A knotted gut.
Wanting to hide.
Ruminating and agonising for days.
Rationalisation and learning.
These familiar and habitual sensations, behaviours and outcomes accompanied times of perceived failure and humiliation; ranging from school, such as when being interrogated to the point of tears in mathematics, through veterinary and specialist training when I had made a ‘mistake’, my first PhD viva, and even ‘Reviewer 2’ comments.
Before my development as a coach, when I was ‘just a vet’, I did not have the emotional awareness to name these experiences as shame. From then, however, I began to identify how the need to avoid the pain and discomfort of shame motivated my career, and life, choices.
‘Vet is even more difficult to get into than medicine, isn’t it!’, ‘Vets train even longer than doctors, don’t you?’ (not true!), ‘Your patients can’t tell you what’s wrong!’. Comments that were grist to the mill; through becoming a vet I could be above criticism (also not true). Unconscious protection afforded by the clothes of professional identity, facilitated by intellect, and fuelled by the thrill of learning and mastery, drove the growth and refinement of a persona; specialist training, a Masters, a PhD, building a clinical service, joining committees, developing expertise, reputation, recognition, and status. I sacrificed connection, relationships, emotion, and wholeness as I drove myself on, saying over and over ‘It’s a marathon not a sprint’ and comparing my achievements to others’. Yet each milestone met did not reduce my sensitivity to shame and its pain – my defences just kept building.
Self-compassion developed and shame reduced through relationships. Clinical insights, rare diagnoses, and elegant therapies became more day-to-day and less validating. Deeper satisfaction came from co-creating ‘good enough’ solutions without perfect outcomes, easing pain and improving qualities of life, as well as teaching and developing others. These skills, honed in clinics, were preparation for clinical and business leadership relationships and I became interested in what motivated myself and others. Why and how did I respond this way? Why did leading and managing a veterinary practice feel so hard at times?
My interest in coaching developed in leadership training and I enrolled for a Master’s. This was revelatory. Encouraged to grow self-awareness- cognitive, embodied and intuitive- in and out of the coaching room, I developed a greater appreciation of intra- and inter-personal psychology and of factors which created my scripts, motivations, and behaviours, including shame sensitivity. Peers without preconceptions, who cared little about my veterinary professional identity, and who were curious about my whole person, held safe spaces that allowed me to explore, understand and forgive. I identified my shame experiences and worked on self-compassion. As I reconnected with my whole self I recognised a weave of curiosity, creativity, compassion, and empathy which had softened the edges of my intellectual pursuits. I had been much too hard on myself, and I could be proud of my accomplishments.

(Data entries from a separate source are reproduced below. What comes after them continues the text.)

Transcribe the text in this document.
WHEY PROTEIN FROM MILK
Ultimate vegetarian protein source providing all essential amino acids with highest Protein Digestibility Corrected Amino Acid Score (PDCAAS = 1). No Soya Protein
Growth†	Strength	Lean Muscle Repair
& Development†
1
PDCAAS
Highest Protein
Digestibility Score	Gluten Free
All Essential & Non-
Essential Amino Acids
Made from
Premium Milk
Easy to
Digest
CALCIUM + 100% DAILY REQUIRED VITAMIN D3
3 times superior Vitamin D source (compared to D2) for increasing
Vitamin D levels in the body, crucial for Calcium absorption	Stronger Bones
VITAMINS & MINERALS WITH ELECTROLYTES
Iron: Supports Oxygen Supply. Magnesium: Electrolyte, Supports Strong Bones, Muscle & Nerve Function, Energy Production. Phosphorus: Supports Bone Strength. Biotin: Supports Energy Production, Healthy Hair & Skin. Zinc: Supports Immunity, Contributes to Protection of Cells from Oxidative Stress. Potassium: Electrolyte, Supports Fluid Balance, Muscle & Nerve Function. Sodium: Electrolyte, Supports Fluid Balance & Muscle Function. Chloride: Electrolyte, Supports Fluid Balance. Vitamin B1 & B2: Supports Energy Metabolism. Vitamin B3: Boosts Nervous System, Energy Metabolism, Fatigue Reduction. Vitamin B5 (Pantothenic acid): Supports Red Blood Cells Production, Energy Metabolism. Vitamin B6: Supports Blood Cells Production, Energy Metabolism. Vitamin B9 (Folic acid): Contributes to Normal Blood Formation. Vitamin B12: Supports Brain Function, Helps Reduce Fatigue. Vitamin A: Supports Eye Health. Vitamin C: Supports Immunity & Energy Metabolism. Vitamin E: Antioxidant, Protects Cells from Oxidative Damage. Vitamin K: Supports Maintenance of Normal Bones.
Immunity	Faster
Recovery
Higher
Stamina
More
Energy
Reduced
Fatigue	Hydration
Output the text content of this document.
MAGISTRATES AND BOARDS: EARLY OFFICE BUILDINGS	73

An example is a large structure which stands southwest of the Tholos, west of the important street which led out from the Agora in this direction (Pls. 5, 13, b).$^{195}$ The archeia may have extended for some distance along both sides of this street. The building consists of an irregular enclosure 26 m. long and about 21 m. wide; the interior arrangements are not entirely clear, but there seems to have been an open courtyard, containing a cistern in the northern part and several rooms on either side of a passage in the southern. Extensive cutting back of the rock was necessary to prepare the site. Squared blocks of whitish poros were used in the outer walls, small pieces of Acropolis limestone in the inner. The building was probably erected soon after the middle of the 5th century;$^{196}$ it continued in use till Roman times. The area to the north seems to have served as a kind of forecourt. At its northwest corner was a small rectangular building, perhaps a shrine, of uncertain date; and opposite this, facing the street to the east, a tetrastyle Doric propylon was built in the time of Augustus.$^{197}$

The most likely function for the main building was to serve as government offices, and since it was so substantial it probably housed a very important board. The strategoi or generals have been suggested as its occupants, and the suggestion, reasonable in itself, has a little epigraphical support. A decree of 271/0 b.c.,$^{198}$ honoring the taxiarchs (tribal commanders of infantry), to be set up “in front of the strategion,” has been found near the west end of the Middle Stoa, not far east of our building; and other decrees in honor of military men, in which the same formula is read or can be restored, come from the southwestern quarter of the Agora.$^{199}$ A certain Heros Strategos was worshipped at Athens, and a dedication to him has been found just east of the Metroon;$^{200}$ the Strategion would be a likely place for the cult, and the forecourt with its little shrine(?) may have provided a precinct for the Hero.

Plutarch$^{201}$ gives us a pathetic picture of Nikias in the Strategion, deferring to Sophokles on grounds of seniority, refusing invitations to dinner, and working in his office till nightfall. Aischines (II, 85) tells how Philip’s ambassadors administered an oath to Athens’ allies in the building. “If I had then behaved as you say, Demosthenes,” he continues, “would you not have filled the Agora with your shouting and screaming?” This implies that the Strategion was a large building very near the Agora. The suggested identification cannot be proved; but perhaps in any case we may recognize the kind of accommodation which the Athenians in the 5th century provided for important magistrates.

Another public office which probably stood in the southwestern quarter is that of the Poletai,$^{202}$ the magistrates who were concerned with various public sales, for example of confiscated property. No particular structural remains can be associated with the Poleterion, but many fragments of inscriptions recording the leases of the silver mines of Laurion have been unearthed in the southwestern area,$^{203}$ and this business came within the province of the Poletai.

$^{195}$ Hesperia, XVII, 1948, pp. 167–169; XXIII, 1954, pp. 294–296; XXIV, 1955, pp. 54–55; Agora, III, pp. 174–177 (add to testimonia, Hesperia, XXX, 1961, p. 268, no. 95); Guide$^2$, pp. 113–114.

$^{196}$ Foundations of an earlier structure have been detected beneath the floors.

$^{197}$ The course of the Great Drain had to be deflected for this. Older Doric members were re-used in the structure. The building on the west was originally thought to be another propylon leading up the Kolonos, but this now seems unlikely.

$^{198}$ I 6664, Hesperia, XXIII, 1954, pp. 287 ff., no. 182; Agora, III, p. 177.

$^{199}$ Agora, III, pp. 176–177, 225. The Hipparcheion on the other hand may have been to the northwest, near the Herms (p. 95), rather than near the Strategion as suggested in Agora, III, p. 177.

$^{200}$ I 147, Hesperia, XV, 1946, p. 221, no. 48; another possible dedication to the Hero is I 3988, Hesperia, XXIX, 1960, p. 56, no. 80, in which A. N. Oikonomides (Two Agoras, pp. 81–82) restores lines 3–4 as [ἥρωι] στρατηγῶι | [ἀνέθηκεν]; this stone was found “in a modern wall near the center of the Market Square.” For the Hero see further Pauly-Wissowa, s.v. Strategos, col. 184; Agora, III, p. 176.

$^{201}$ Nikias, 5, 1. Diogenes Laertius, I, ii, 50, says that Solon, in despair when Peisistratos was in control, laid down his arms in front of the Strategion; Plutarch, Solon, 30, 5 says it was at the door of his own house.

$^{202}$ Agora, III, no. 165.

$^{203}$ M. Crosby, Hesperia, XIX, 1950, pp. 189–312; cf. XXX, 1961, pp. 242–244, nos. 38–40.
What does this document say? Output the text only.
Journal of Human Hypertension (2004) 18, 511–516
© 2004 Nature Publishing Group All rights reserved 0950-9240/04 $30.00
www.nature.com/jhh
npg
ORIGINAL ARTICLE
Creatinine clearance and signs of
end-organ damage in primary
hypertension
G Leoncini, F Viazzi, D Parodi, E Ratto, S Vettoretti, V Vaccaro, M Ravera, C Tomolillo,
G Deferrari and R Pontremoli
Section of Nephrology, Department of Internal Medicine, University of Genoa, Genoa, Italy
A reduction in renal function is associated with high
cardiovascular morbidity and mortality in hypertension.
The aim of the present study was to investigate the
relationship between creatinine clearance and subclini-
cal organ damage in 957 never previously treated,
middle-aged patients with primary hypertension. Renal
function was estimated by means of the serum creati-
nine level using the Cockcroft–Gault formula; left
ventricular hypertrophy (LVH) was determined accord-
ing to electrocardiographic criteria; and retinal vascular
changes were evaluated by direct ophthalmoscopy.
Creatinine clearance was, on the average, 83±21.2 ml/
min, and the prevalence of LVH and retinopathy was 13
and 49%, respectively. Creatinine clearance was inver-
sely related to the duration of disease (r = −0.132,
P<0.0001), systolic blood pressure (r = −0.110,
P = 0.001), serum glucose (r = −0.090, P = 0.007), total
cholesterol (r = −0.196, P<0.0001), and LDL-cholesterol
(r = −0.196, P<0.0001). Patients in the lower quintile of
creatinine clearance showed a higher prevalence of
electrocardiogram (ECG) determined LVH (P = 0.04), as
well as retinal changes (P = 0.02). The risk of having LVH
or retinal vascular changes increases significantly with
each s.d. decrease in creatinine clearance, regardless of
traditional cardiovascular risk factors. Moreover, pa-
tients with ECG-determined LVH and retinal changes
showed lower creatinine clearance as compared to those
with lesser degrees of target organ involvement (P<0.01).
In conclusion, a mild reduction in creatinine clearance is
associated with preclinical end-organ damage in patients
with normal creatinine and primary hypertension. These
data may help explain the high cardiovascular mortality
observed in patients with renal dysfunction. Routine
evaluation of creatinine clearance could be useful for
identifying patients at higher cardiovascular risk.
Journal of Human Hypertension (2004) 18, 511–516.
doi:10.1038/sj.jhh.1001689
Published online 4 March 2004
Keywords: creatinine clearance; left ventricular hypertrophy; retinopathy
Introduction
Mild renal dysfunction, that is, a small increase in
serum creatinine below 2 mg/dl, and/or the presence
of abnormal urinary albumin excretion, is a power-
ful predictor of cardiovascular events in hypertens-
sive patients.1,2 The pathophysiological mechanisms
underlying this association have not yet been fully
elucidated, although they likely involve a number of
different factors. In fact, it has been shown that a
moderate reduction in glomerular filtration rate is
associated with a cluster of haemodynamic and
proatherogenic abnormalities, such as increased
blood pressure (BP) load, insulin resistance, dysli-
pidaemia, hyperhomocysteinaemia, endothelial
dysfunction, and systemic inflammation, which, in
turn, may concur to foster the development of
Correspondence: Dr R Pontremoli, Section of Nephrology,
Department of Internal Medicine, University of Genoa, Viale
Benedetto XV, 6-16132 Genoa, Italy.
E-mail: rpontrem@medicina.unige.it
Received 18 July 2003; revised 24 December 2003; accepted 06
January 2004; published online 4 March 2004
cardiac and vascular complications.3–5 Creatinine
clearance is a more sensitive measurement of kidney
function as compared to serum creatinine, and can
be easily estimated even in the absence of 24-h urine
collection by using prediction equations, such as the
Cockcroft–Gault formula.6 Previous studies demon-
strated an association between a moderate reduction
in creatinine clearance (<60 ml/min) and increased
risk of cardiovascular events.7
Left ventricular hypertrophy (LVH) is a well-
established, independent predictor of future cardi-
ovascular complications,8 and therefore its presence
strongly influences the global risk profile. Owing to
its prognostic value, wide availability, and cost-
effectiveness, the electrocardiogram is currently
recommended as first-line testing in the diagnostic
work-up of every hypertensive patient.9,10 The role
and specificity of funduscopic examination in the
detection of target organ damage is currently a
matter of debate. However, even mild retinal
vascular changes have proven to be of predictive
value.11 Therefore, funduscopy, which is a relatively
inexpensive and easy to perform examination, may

Shame begets shame and I sense that clinical environments are full of shame. Shaming behaviours are common; blame, ridicule, incivility and impatience accompany competition for resources, recognition, and reward. Yet shame is not in the collective consciousness. We rarely name it or recognise its power. Is there a blind spot about shame, the unknown unknown, which makes even acknowledging and addressing it, shameful? Does it provoke defensive responses when there is a sense of criticism or of failure? Responses such as disengagement, resistance, anger, or the intellectual demand for ‘evidence’ that were familiar currency in my clinical leadership role, positive feedback loops which triggered shame in me (typically self-absorption, self-criticism, and withdrawal) and which I interpreted as hard without clear understanding of, or the ability to name, emotions in the here-and-now. Does the shame of failure, ingrained through clinical training and professional identity development, create uncomfortable tensions in the complex, messy and imperfect world of leadership? Is that one of the reasons many clinicians seemed reluctant to pursue formal leadership roles?
What, on the other hand, has shame has given me? By driving my clinical development and practice, I was able to care for my patients, care for their carers, mentor, teach and develop. By commonly accepted measures I was ‘successful’. Could I have been as effective without shame on my shoulder? I believe so and, with early compassionate support and mentorship, my clinical career could have had the same outcomes with a different experience, with wider, more fulfilling, and sustained relationships. I am grateful, therefore, we are opening these conversations, developing awareness of our frailties, appreciating the importance of compassion, and celebrating that we are, above all, human.